The road to restorative rest

Sleep lab at Cardinal Glennon helps remove roadblocks to healthy sleep
Good nights’ sleep can change your life.
Tim and Katherine Soberg, registered polysomnographic technologists — sleep techs — in the SSM Health Cardinal Glennon Children’s Hospital sleep lab have seen it happen. And through the lab’s sleep studies, they help children and their parents figure out what might be getting in the way.
An overnight sleep study in the SSM Health Cardinal Glennon Children’s Hospital sleep lab examines not just how much patients are sleeping, but how they are breathing, their heart activity and brain activity. The lab works hand-in-hand with the hospital’s sleep clinic, where patients with a wide variety of health issues see doctors who determine if a sleep study is needed and then form a treatment plan from the results.

Sleep medicine is still a fairly new area, Tim said, especially in pediatrics; many people don’t even realize that children can have sleep apnea, for instance. More children would benefit from a sleep study than parents might think, he said.
“The average person really only thinks you need a sleep study if you’re snoring so bad you’re keeping everyone up, but you can have severe sleep apnea and never snore, and you can snore and not have sleep apnea,” he said. “It works both ways.”
For many children, enlarged tonsils are the culprit, and a tonsillectomy can clear the airway for better sleep. For others, CPAP — continuous positive airway pressure — is a common treatment. The sleep study testing can help diagnose 80 different issues.
“In sleep (medicine), you get neurology, you get pulmonology, you get cardiology — all the disciplines refer to sleep, because all those organs are affected by a good night of sleep,” Tim said.
It’s rewarding to see how identifying and addressing sleep problems can improve kids’ lives, Tim said. One patient who has stuck with him was a 15 year old who was falling asleep at school every day, in danger of failing his classes. When he came in for a sleep test, they found significant breathing problems that were preventing him from getting quality sleep at night. They got him set up with CPAP right away.
“He had a follow up study done about a year later, and his mom said, ‘I just can’t thank you guys enough. He’s making straight As. He doesn’t fall asleep at school anymore,’” Tim said. “It wasn’t a behavioral problem; it was just that he needed some help.”

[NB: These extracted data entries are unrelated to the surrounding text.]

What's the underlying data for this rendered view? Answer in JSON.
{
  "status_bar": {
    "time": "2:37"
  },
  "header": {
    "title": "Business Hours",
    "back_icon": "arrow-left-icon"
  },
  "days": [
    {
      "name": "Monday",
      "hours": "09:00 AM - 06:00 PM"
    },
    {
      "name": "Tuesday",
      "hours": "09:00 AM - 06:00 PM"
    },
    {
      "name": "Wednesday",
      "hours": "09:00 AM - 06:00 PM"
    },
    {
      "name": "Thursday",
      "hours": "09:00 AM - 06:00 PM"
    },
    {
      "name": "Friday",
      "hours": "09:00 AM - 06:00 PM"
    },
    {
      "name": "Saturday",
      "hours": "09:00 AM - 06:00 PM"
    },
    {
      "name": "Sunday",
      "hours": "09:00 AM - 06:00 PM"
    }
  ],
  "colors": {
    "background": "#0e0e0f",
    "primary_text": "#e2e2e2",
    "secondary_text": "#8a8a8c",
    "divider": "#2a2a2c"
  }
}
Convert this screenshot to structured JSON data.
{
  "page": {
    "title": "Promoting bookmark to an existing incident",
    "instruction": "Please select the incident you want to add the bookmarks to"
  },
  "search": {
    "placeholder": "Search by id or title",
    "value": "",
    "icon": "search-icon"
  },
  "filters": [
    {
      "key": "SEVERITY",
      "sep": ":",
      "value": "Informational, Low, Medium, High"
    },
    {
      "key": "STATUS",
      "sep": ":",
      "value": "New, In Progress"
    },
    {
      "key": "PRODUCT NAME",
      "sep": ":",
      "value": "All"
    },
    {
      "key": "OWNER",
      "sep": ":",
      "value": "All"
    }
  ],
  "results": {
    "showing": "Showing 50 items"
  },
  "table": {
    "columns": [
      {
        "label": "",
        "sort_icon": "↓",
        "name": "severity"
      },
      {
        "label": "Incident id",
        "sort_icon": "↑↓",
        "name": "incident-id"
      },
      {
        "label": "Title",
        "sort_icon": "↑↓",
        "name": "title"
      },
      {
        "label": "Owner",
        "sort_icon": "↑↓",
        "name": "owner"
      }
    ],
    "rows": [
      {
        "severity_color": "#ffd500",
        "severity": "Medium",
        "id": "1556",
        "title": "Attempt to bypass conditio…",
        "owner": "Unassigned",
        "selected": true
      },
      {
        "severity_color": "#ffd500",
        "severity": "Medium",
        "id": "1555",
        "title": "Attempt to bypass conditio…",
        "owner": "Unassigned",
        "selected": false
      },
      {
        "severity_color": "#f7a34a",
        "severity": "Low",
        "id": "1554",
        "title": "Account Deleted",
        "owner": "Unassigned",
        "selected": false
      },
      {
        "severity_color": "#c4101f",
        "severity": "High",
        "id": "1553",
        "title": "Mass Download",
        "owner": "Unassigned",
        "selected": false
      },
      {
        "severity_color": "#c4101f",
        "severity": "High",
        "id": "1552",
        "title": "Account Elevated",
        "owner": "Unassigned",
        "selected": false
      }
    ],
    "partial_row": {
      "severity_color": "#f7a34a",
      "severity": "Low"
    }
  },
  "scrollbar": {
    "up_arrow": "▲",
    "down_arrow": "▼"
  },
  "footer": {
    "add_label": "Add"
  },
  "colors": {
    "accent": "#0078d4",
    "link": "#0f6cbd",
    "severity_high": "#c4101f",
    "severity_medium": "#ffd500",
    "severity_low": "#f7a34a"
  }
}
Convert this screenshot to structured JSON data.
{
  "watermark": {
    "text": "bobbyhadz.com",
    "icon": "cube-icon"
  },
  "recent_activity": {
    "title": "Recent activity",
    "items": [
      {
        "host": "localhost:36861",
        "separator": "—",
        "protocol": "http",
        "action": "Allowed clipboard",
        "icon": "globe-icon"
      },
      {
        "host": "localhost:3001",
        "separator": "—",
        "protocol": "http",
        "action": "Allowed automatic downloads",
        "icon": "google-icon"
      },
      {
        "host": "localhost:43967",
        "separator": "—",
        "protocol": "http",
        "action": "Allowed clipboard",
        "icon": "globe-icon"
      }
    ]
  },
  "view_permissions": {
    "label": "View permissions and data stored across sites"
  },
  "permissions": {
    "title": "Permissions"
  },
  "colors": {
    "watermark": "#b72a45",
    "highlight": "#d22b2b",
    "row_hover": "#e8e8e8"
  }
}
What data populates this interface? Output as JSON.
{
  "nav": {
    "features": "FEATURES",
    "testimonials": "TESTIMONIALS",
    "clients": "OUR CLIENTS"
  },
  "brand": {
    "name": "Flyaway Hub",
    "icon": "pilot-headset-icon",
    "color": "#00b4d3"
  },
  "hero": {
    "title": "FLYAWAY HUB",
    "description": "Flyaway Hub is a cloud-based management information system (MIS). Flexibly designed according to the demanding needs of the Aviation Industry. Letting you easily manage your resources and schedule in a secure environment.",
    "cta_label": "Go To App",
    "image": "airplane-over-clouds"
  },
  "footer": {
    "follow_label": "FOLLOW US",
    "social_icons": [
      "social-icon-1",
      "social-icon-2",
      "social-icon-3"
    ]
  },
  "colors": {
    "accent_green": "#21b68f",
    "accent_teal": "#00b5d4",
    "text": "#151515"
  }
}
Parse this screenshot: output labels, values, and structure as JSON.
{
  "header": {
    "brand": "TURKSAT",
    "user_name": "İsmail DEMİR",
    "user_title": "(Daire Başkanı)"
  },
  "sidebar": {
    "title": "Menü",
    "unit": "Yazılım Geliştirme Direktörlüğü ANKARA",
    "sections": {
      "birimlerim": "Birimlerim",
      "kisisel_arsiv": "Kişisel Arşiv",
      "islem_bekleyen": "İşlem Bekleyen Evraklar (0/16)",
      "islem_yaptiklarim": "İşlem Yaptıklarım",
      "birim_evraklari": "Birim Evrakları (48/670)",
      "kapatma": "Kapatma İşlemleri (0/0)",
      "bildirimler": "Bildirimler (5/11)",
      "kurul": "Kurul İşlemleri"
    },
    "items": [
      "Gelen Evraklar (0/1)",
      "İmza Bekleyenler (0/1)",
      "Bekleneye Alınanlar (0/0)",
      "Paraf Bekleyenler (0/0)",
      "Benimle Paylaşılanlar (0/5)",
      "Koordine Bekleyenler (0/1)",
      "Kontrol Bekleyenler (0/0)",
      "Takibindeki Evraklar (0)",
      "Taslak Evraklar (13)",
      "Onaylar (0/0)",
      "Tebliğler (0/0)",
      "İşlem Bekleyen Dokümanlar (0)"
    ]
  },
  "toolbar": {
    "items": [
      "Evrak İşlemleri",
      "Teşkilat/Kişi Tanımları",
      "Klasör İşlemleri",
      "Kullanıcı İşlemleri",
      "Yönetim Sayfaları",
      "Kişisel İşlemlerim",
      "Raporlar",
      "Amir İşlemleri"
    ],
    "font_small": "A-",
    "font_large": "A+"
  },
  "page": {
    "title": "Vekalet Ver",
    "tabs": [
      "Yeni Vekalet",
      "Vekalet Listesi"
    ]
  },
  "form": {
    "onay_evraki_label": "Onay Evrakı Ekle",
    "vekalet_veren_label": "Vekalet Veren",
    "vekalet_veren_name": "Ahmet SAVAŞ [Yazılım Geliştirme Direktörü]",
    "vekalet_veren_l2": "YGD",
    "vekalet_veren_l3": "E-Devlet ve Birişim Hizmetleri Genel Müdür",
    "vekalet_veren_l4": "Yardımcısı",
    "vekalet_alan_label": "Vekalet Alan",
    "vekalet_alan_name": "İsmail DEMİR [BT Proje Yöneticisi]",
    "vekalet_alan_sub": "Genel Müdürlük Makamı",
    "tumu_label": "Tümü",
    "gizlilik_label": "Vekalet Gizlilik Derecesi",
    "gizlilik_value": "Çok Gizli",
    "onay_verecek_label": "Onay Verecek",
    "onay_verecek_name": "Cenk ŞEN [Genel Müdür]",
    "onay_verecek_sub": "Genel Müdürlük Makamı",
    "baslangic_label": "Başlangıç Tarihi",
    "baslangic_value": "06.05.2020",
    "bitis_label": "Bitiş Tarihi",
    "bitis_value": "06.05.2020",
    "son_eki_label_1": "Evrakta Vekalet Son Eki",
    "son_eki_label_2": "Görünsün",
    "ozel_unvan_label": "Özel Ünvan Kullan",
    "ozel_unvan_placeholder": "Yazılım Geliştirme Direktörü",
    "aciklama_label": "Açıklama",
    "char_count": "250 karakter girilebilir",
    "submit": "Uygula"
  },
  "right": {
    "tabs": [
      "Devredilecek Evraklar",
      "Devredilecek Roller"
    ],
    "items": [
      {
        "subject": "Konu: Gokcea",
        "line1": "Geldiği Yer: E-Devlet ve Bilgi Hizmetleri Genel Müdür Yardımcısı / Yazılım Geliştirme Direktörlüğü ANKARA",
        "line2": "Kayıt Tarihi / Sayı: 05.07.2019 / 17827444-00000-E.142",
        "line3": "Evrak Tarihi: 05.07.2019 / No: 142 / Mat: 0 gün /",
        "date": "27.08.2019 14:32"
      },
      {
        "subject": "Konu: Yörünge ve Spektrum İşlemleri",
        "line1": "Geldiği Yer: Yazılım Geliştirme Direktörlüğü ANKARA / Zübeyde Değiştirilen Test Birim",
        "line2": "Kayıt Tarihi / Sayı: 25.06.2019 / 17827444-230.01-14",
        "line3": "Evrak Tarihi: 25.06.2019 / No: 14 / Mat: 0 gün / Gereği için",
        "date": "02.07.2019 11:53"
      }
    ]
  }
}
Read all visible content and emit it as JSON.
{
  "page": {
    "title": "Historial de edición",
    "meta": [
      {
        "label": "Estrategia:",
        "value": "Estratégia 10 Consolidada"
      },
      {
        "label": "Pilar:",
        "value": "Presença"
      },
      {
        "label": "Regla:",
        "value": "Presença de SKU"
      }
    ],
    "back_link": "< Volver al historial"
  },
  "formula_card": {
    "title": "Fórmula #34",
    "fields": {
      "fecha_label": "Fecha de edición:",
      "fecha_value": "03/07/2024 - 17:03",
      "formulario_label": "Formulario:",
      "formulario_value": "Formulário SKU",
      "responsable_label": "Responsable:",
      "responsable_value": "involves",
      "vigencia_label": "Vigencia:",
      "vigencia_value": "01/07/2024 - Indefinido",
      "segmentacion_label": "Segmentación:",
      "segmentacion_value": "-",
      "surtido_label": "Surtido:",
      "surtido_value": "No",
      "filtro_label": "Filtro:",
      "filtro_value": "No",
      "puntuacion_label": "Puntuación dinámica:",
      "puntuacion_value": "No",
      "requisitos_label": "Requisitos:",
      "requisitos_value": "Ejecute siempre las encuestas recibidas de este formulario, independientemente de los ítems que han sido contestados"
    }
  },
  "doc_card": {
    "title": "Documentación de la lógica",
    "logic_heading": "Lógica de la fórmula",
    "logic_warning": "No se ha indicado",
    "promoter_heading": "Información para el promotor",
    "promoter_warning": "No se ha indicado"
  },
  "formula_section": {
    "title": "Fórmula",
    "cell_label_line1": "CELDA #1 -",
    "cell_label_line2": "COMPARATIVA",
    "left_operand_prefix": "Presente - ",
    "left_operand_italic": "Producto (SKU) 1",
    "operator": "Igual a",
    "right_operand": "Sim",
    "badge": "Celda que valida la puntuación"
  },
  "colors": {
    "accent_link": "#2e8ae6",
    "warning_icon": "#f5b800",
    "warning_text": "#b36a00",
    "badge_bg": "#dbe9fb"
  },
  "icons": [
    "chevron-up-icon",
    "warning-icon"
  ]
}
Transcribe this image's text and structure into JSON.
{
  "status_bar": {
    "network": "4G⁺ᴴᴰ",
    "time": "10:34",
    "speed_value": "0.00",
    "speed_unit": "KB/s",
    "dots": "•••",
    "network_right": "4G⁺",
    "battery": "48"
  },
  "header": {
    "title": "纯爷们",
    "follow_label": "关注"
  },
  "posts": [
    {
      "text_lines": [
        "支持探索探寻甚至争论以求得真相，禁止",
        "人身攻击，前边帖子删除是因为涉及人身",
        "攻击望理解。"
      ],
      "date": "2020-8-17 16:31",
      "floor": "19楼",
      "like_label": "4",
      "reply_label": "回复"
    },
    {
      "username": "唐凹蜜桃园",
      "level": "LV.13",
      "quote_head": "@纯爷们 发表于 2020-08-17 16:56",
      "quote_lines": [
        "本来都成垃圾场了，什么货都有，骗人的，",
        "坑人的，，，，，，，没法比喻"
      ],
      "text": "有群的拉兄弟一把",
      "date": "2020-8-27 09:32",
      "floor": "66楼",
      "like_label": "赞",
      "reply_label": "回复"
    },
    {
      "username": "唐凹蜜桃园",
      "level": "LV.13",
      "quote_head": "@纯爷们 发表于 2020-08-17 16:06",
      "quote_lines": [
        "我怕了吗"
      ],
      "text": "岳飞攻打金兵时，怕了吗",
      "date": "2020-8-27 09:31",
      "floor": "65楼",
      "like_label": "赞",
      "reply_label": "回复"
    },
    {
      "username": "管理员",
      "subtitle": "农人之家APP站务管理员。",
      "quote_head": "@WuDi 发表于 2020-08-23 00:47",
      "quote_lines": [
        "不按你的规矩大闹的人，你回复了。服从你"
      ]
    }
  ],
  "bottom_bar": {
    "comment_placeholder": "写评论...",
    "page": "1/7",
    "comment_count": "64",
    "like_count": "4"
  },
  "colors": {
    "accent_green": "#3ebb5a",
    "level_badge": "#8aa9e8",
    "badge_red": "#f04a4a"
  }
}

Sometimes children who seem hyperactive are really just sleepy, Tim said, and the nonstop activity is how they try to keep themselves awake. “An adult that’s sleepy goes and takes a nap. A kid that’s sleepy keeps running because they don’t want to lay down,” he said.
A sleep study can also catch other problems that were previously unknown, Katherine said. A child came in before a tonsillectomy, and the study identified a significant arrhythmia in the heart. He was referred to the hospital the next morning.
In addition to the data collection, relationship-building is one of the most important things the sleep lab staff members do, sleep lab supervisor Phillip Johnson said.
“(The staff members) know that every child that comes through the door is probably anxious, nervous, a little bit scared and can be overwhelmed by all the wires that we have to put on,” he said. “And they do an incredible job at working with these kiddos to make them comfortable.”
The sleep study involves 29 different touchpoints — lots of wires, but also things like a pulse oximeter and two belts — which take about half an hour to attach to the child. This is where being able to connect with a child is really important, Katherine said. She asks about the child’s stuffed animal or their favorite activities and gets them chatting about something they’re interested in. She also explains each piece of equipment and why it’s important, for both the kids and the parents to know.
“You just put it in terms they understand,” she said. “We stay flexible and adaptable as well … and I always tell parents, you know your kid better than any of us ever will. So if there are tricks or tips, if you know a certain area is going to be more difficult, tell me all those things and let’s figure it out.”
Tim has worked in the Cardinal Glennon sleep lab for about 15 years, and Katherine is nearing two years. The husband-and-wife duo “still learn from each other all the time,” Katherine said.
And it makes it simpler to share stories at the end of the day, Tim added. “If you’re working a job that maybe your wife or husband has never worked before, you might be talking shop but they have no idea what you’re really trying to talk about. They’re just listening,” he said. “But obviously we can really relate; if you had a hard night, you had a hard patient, we can relate, we know what the other is going through there.”
The husband-and-wife duo both work night shifts but typically on different days; their schedules overlap one weekend a month. On those occasions, it’s fun to work together, they agreed.
“We’ve been married 30 years — honestly, at this point, it should be figured out,” Katherine said, sharing a look and a laugh with Tim.